Konsep mimikri Bhabha ini mengandung ambivalensi karena di satu sisi
kaum pribumi ingin membangun identitas persamaan dengan kaum
penjajah, sedangkan mereka juga mempertahankan perbedaannya. Mimikri
muncul sebagai representasi dari perbedaan, yakni perbedaan tersebut
merupakan proses pengingkaran. Ambivalensi mimikri terlihat dalam
tatanan berikut ini, pertama, mimikri adalah suatu strategi yang
rumit untuk menata kembali, mengatur, mendisiplinkan, dan mencocokkan
‘sang lain’ sebagai visualisasi kekuatannya. Kedua, mimikri juga
merupakan ketidakcocokan, sebuah perbedaan atau perlawanan yang
melekat pada fungsi strategis kekuatan dominasi kolonial. Pada
prakteknya, mimikri juga mengusung paham mockery,
meniru tetapi juga memperolok-olok (Bhabha, l994: 86). Sikap
memperolok-olok ini juga merupakan suatu cara pribumi untuk
mengidentifikasikan dirinya dengan kaum penjajah, antara masyarakat
kecil dan penguasa.
Peniruan yang
dilakukan pribumi atas penjajah Belanda bukan melalui bahasa,
melainkan lebih banyak melalui gaya hidup yang menurut Adam (Faruk,
l998: 3) sebagai manifestasi dari hasrat masyarakat terjajah untuk
menyesuaikan diri dengan kehendak zaman, mencapai kemajuan, dan
menempatkan diri sama dengan bangsa penjajah.
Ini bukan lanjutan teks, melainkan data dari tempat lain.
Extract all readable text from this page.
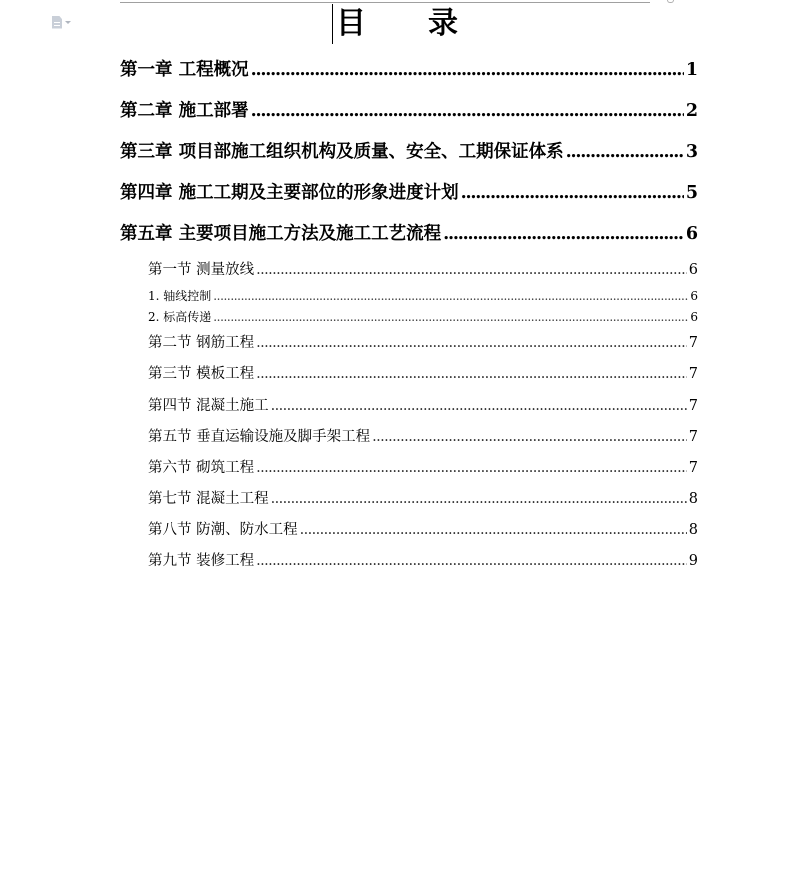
目 录
第一章 工程概况 .....	1
第二章 施工部署 .....	2
第三章 项目部施工组织机构及质量、安全、工期保证体系 .....	3
第四章 施工工期及主要部位的形象进度计划 .....	5
第五章 主要项目施工方法及施工工艺流程 .....	6
第一节 测量放线 .....	6
1. 轴线控制 .....	6
2. 标高传递 .....	6
第二节 钢筋工程 .....	7
第三节 模板工程 .....	7
第四节 混凝土施工 .....	7
第五节 垂直运输设施及脚手架工程 .....	7
第六节 砌筑工程 .....	7
第七节 混凝土工程 .....	8
第八节 防潮、防水工程 .....	8
第九节 装修工程 .....	9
Menurut Macaulay
(Bhabha, l994: 87), titik persinggungan antara mempelajari Eropa dan
kultur kolonial adalah kelas interpreter, yakni sebuah kelas dimana
pada tubuh orang-orangnya mengalir darah India, dan warna kulitnya
menunjukkan orang India, tetapi cita rasa, pandangan, moral, dan
intektualnya adalah Inggris.
Dalam
makalah ini, penulis menganalisis cerpen “Tambo Raden Sukmakarto
karya Dari Dwicipta. Cerpen ini menceritakan tentang seorang pribumi
yang termasuk bangsawan Jawa, anak Bupati Blora, mahasiswa STOVIA
yang tak menyelesaikan studinya karena asyik berpesiar ke Eropa.
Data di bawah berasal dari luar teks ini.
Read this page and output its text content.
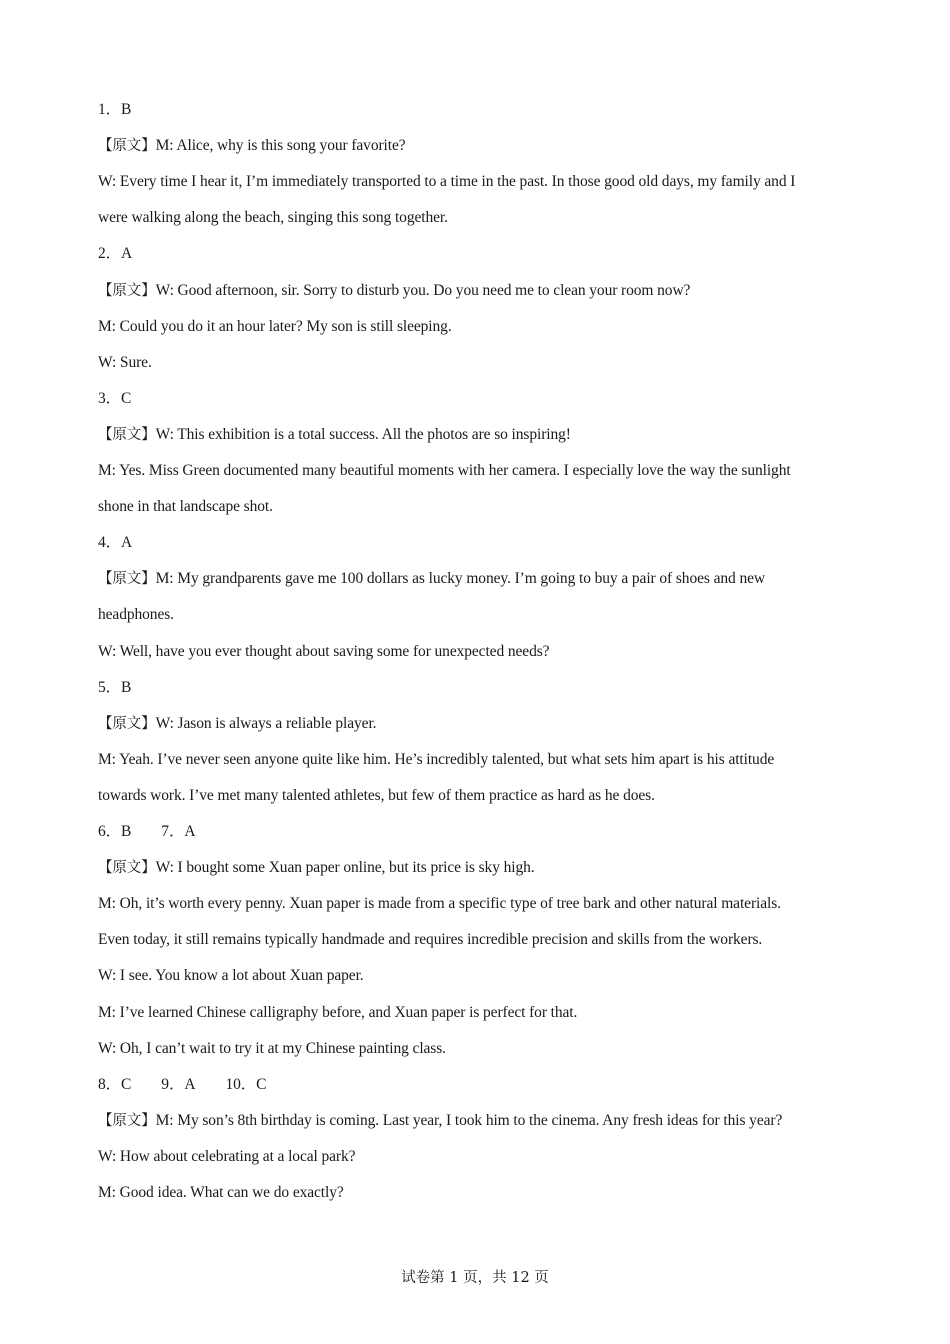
1．B
【原文】M: Alice, why is this song your favorite?
W: Every time I hear it, I’m immediately transported to a time in the past. In those good old days, my family and I
were walking along the beach, singing this song together.
2．A
【原文】W: Good afternoon, sir. Sorry to disturb you. Do you need me to clean your room now?
M: Could you do it an hour later? My son is still sleeping.
W: Sure.
3．C
【原文】W: This exhibition is a total success. All the photos are so inspiring!
M: Yes. Miss Green documented many beautiful moments with her camera. I especially love the way the sunlight
shone in that landscape shot.
4．A
【原文】M: My grandparents gave me 100 dollars as lucky money. I’m going to buy a pair of shoes and new
headphones.
W: Well, have you ever thought about saving some for unexpected needs?
5．B
【原文】W: Jason is always a reliable player.
M: Yeah. I’ve never seen anyone quite like him. He’s incredibly talented, but what sets him apart is his attitude
towards work. I’ve met many talented athletes, but few of them practice as hard as he does.
6．B 7．A
【原文】W: I bought some Xuan paper online, but its price is sky high.
M: Oh, it’s worth every penny. Xuan paper is made from a specific type of tree bark and other natural materials.
Even today, it still remains typically handmade and requires incredible precision and skills from the workers.
W: I see. You know a lot about Xuan paper.
M: I’ve learned Chinese calligraphy before, and Xuan paper is perfect for that.
W: Oh, I can’t wait to try it at my Chinese painting class.
8．C 9．A 10．C
【原文】M: My son’s 8th birthday is coming. Last year, I took him to the cinema. Any fresh ideas for this year?
W: How about celebrating at a local park?
M: Good idea. What can we do exactly?
试卷第 1 页，共 12 页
Bakatnya dalam bidang kesenian telah menggemparkan seluruh Hindia
Belanda. Pemuda ini bernama Raden Sukmakarto, yang memiliki talenta
dalam bidang kesenian. Talentanya tersebut memberanikan dirinya untuk
berbaur dengan bangsa Belanda dalam sebuah pertemuan resmi yang
diadakan oleh raja dan ratu Belanda. Ia ikut menyanyikan lagu
kebangsaan Belanda bersama para tamu dari bangsa Belanda, namun ia
menggantikan lagu tersebut dengan bahasa Jawa dengan nada yang tetap
merupakan nada lagu kebangsaan Belanda. Hal ini, tampak adanya
mimikri atau peniruan dengan tujuan sebagai bentuk resistensi dari
pribumi terhadap bangsa Belanda.
Raden Sukmakarto
melakukan peniruan atau mimikri, yakni dengan cara melantunkan lagu
kebangsaan Belanda dengan menggunakan bahasa Belanda. Peniruan atau
mimikri yang dia lakukan yakni peniruan dalam nada yang ada dalam
lagu kebangsaan Belanda.
- Pembahasan
Konsep
Bhaba mengenai postkolonialisme bahwa penjajah itu split seperti Max
Havelar yang melahirkan politik etis di Indonesia. Baik dari konsep
Said maupun Bhaba, konsep dari poskolonial bermuara pada lost
identity atau
kehilangan jati dirinya, baik dalam orientalisme,
mimikri,
maupun hibriditi.
Homi
K.
Bhaba (dalam Faruk, 2007:6) membuktikan bahwa sebagai tanda, wacana
kolonial selalu bersifat ambigu, polisemik. Karena itu, konstruksi
kolonial mengenai dirinya maupun mengenai Timur dapat memperoleh
pemaknaan bermacam-macam dan bahkan bertentangan. Peniruan yang
dilakukan oleh masyarakat terjajah terhadap model-model kehidupan
yang ditawarkan oleh wacana kolonial, identifikasi masyarakat
terjajah terhadap penjajahnya. Pada level pemaknaan, tindakan
masyarakat terjajah untuk meniru (to
mimic)
itu dapat pula menjadi suatu ejekan (mockery)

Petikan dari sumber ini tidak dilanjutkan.